Michael Isaacs and Kyle DeTullio did just that, leaving undergraduate studies at Auburn University for a semester to start building Get Charitable in Oklahoma City.
Isaacs and DeTullio were among the first class of entrepreneurs to pass through Madison’s BP4B program; he’s now preparing for a second group while keeping an eye on the accomplishments of Get Charitable and their startup peers. Although Madison wants to see the local economy grow with successful businesses, he’s not running BP4B without supporting financial interests of his own.
“The purpose of the program is to foster community entrepreneurship,” he said. “But in doing this, as the managing director and co-founder, I have to go out into the investor market and raise money. … And for that we take about 6 percent of their company.
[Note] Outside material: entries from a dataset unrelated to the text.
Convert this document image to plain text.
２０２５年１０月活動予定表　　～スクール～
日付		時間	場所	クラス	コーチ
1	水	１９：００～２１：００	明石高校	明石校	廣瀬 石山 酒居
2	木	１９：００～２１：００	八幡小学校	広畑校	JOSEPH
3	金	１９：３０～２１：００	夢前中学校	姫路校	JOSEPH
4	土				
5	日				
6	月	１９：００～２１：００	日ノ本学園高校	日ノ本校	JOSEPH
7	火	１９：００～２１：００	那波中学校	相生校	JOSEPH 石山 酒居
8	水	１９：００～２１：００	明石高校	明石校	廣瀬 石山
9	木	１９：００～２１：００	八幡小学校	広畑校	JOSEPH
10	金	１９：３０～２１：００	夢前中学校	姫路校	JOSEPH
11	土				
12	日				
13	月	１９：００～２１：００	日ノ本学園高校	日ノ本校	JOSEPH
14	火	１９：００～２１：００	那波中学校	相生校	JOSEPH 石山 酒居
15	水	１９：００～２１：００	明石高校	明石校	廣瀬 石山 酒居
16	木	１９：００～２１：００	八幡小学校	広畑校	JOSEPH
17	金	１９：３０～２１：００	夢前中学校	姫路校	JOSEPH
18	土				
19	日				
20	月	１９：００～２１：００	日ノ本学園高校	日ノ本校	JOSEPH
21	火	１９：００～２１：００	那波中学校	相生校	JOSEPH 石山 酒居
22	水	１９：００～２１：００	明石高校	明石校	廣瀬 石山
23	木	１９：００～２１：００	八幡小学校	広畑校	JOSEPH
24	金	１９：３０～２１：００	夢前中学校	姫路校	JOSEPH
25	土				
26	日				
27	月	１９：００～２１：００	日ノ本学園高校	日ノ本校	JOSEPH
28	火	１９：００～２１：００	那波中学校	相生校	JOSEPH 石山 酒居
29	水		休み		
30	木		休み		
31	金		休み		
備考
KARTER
So I have a financial incentive, as sort of a partnership, to ensure they’re as successful as possible.”
Isaacs said he and DeTullio had discussed the possibility of starting up a business or social support system since they met in 2008 as fraternity pledge brothers. Their best ideas focused on leveraging smartphone consumerism and funneling donations to nonprofit organizations. Modern advertising campaigns have evolved to a high level of interaction, Isaacs said, which seemed synergistic with the proactive nature of nonprofits.
The example target was simple to conceptualize but a challenge to realize: click to feed a child. The system they created involves downloading the Get Charitable application from Google and sharing through the Facebook social network. The app delivers sponsored wallpapers and hyperlinks to the user each day and prompts the user for revenue support via related advertisements.
Get Charitable is officially based in Oklahoma City even though the men are now back in school in Alabama. Isaacs said that Auburn is brimming with energy each semester but the environment is still very much that of a small town otherwise, not conducive to fostering the kind of community entrepreneurship they and Madison envision.
“For a social tech startup, it just seemed to make sense to look outside the box, and then we heard about Blueprint for Business,” he said. “The timing was perfect. We’re glad we pursued that path and we really enjoyed our time in Oklahoma.”
Get Charitable, like other participants, received a seed investment of $25,000 as part of the Blueprint for Business entry package. That was followed by a round of angel investors in November.
The BP4P program runs for 13 weeks every nine months with a class of six to 10 startups. Those entrepreneurs receive coaching and office support to refine business plans. Madison said participants benefit from the shared experience and feedback among themselves.